When considering new lighting equipment the tendency is to focus on vehicle mounted spot and flood lights. Companies like Larson Electronics offer a huge variety of spotlights to choose from and modern technology has made improving on equipment that a department bought ten years practically unavoidable. Vehicle lighting has many advantages, not the least of which is a steady and powerful source of electrical power to connect the lights to. These vehicle lights are typically ideal for illuminating roadside scenes and areas where the vehicle can be brought in close to the work zone. Some of the traditional drawbacks however are the heavy rate of power consumption some of these lights have and the limited control the operators have over their manipulation. Because of their heavy power requirements the vehicle must often be left running for extended periods to avoid draining its batteries. When responding to the scene, responders have little time for directing the lights to the optimal area, and emergency scenes often require responder to frequently move from one area to another.
One of the best ways these problems have been addressed is with the advent of remotely controlled HID spot and floodlights. Lights like the GL-3049HW HID Golight Stryker mitigate the concerns of power consumption by incorporating a high intensity discharge lamp, or “HID” into their construction. These lamps do not use filaments to produce light and instead use an arc created between two electrodes to ignite metallic salts and create a brilliant light beam. HID’s require considerably less power to create a given amount of life in comparison to traditional lamps like the Halogens that until recently dominated the spot light industry. A spotlight like the GL-3049HW HID produces 3200 lumens of brilliant light and can throw an effective beam 2800 feet. This power is greatly beneficial in conditions that require responders to work in areas that are far removed from the vehicle yet must be brightly illuminated. The Go Light's 3.3 amp current draw is significantly less than that of a halogen lamp producing a comparable amount of light, reducing concerns of battery depletion during the course of operations.
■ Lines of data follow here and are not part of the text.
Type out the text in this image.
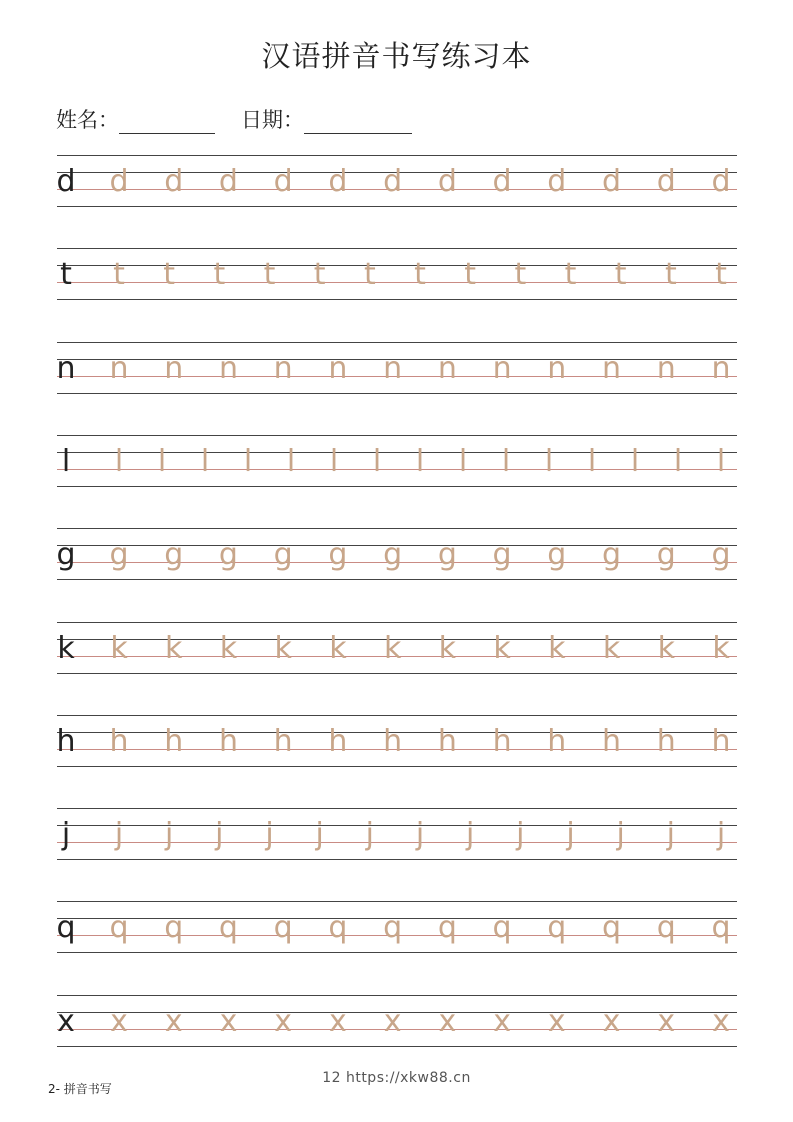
汉语拼音书写练习本
姓名：	日期：
d d d d d d d d d d d d d
t t t t t t t t t t t t t t
n n n n n n n n n n n n n
l l l l l l l l l l l l l l l l
g g g g g g g g g g g g g
k k k k k k k k k k k k k
h h h h h h h h h h h h h
j j j j j j j j j j j j j j
q q q q q q q q q q q q q
x x x x x x x x x x x x x
2- 拼音书写
12 https://xkw88.cn
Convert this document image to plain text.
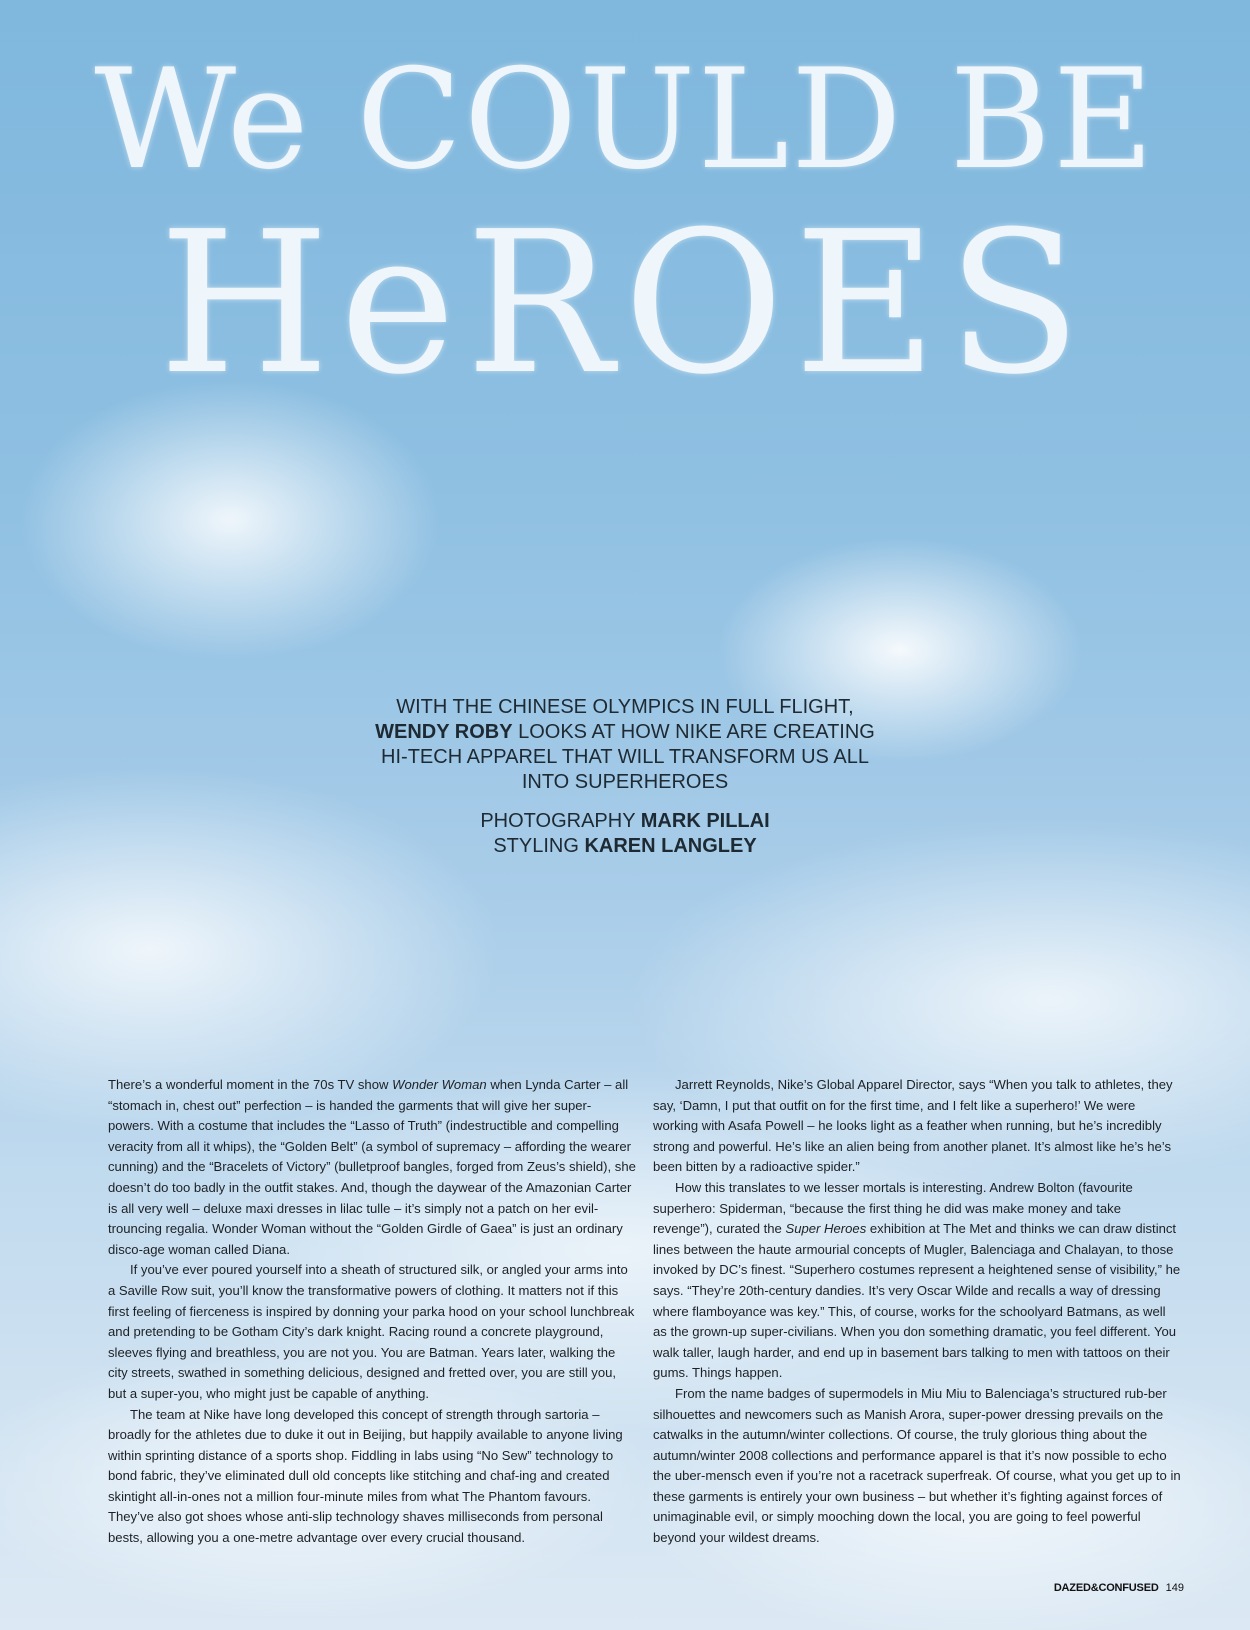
We COULD BE
HeROES
WITH THE CHINESE OLYMPICS IN FULL FLIGHT,
WENDY ROBY LOOKS AT HOW NIKE ARE CREATING
HI-TECH APPAREL THAT WILL TRANSFORM US ALL
INTO SUPERHEROES
PHOTOGRAPHY MARK PILLAI
STYLING KAREN LANGLEY

There’s a wonderful moment in the 70s TV show Wonder Woman when Lynda Carter – all “stomach in, chest out” perfection – is handed the garments that will give her super-powers. With a costume that includes the “Lasso of Truth” (indestructible and compelling veracity from all it whips), the “Golden Belt” (a symbol of supremacy – affording the wearer cunning) and the “Bracelets of Victory” (bulletproof bangles, forged from Zeus’s shield), she doesn’t do too badly in the outfit stakes. And, though the daywear of the Amazonian Carter is all very well – deluxe maxi dresses in lilac tulle – it’s simply not a patch on her evil-trouncing regalia. Wonder Woman without the “Golden Girdle of Gaea” is just an ordinary disco-age woman called Diana.

If you’ve ever poured yourself into a sheath of structured silk, or angled your arms into a Saville Row suit, you’ll know the transformative powers of clothing. It matters not if this first feeling of fierceness is inspired by donning your parka hood on your school lunchbreak and pretending to be Gotham City’s dark knight. Racing round a concrete playground, sleeves flying and breathless, you are not you. You are Batman. Years later, walking the city streets, swathed in something delicious, designed and fretted over, you are still you, but a super-you, who might just be capable of anything.

The team at Nike have long developed this concept of strength through sartoria – broadly for the athletes due to duke it out in Beijing, but happily available to anyone living within sprinting distance of a sports shop. Fiddling in labs using “No Sew” technology to bond fabric, they’ve eliminated dull old concepts like stitching and chaf-ing and created skintight all-in-ones not a million four-minute miles from what The Phantom favours. They’ve also got shoes whose anti-slip technology shaves milliseconds from personal bests, allowing you a one-metre advantage over every crucial thousand.

Jarrett Reynolds, Nike’s Global Apparel Director, says “When you talk to athletes, they say, ‘Damn, I put that outfit on for the first time, and I felt like a superhero!’ We were working with Asafa Powell – he looks light as a feather when running, but he’s incredibly strong and powerful. He’s like an alien being from another planet. It’s almost like he’s he’s been bitten by a radioactive spider.”

How this translates to we lesser mortals is interesting. Andrew Bolton (favourite superhero: Spiderman, “because the first thing he did was make money and take revenge”), curated the Super Heroes exhibition at The Met and thinks we can draw distinct lines between the haute armourial concepts of Mugler, Balenciaga and Chalayan, to those invoked by DC’s finest. “Superhero costumes represent a heightened sense of visibility,” he says. “They’re 20th-century dandies. It’s very Oscar Wilde and recalls a way of dressing where flamboyance was key.” This, of course, works for the schoolyard Batmans, as well as the grown-up super-civilians. When you don something dramatic, you feel different. You walk taller, laugh harder, and end up in basement bars talking to men with tattoos on their gums. Things happen.

From the name badges of supermodels in Miu Miu to Balenciaga’s structured rub-ber silhouettes and newcomers such as Manish Arora, super-power dressing prevails on the catwalks in the autumn/winter collections. Of course, the truly glorious thing about the autumn/winter 2008 collections and performance apparel is that it’s now possible to echo the uber-mensch even if you’re not a racetrack superfreak. Of course, what you get up to in these garments is entirely your own business – but whether it’s fighting against forces of unimaginable evil, or simply mooching down the local, you are going to feel powerful beyond your wildest dreams.

DAZED&CONFUSED 149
When responding to a call, emergency professionals are often presented with scenes that contain multiple response locations, such as in automobile accidents where there can easily be several vehicles involved. In these instances a spotlight with remote control capabilities like the Go Light’s is invaluable and allows the responder to direct the light as needed from as far as 300 feet away. With a weatherproof remote that easily fits into a small shirt pocket, a responder can control the illumination of a work area at the touch of a button with no need to manually adjust the lights as he moves from one location to another.
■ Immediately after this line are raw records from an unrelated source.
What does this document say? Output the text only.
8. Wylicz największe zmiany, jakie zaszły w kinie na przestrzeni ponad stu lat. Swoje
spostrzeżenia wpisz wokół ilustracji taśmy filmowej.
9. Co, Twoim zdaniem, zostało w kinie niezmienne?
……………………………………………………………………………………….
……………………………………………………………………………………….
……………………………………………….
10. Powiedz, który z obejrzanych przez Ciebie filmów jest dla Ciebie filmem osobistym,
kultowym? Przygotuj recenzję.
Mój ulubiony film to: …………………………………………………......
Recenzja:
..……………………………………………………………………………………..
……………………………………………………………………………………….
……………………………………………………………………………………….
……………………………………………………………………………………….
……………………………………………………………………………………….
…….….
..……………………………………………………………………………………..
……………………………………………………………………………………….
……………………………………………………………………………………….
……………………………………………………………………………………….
The lights used by emergency responders must also be durable and rugged. Housings should be weatherproof, lamps should be resistant to impacts or vibrations and connections should be secure and watertight. Go Lights are weather proof and rated for use in marine environments, insuring that weather conditions will pose few problems, and their HID lamps are highly resistant to damage from impacts and shocks. Mounting options for emergency personnel are somewhat limited and overhead locations are preferable to help reduce the chances of interfering with the vision of other responders while still providing adequate illumination of the scene. Magnetic mount lights like the GL-3049HW HID have an advantage in that they can be easily deployed on vehicle rooftops and any vehicle surfaces that will accept a magnet. This allows operators to easily and quickly change the mounting position of the light as well as transfer it from one vehicle to another while still providing a strong mount that can withstand the speeds and jostling that emergency vehicles often encounter.
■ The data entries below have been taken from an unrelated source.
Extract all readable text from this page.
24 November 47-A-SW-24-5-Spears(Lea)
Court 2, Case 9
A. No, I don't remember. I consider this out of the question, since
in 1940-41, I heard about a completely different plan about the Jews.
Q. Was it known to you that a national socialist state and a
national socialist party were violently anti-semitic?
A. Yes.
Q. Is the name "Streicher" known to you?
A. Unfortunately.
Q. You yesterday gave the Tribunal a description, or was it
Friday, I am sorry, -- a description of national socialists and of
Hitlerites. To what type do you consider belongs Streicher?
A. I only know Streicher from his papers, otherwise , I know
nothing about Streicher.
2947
Lighting is one of the most important tools an emergency responder has and should not be overlooked or taken for granted under any circumstances. While the equipment purchased and fitted several years ago may still operate reliably, it is all too easy to become apathetic when it comes to its use. Operators having become accustomed to their lighting equipment over a period of years can fail to realize that there are great improvements that can be found with an upgrade. Oftentimes it is only when an operator encounters vehicles other than his own that have already been equipped with advanced illumination tools does the realization of how dated his own have become hits home. It is because of this that departments and administrations must constantly assess and evaluate the condition and effectiveness of their illumination equipment as well as the performance and abilities of their personnel. By providing their professionals with the most up to date and effective equipment available, they will also have improved their performance as well.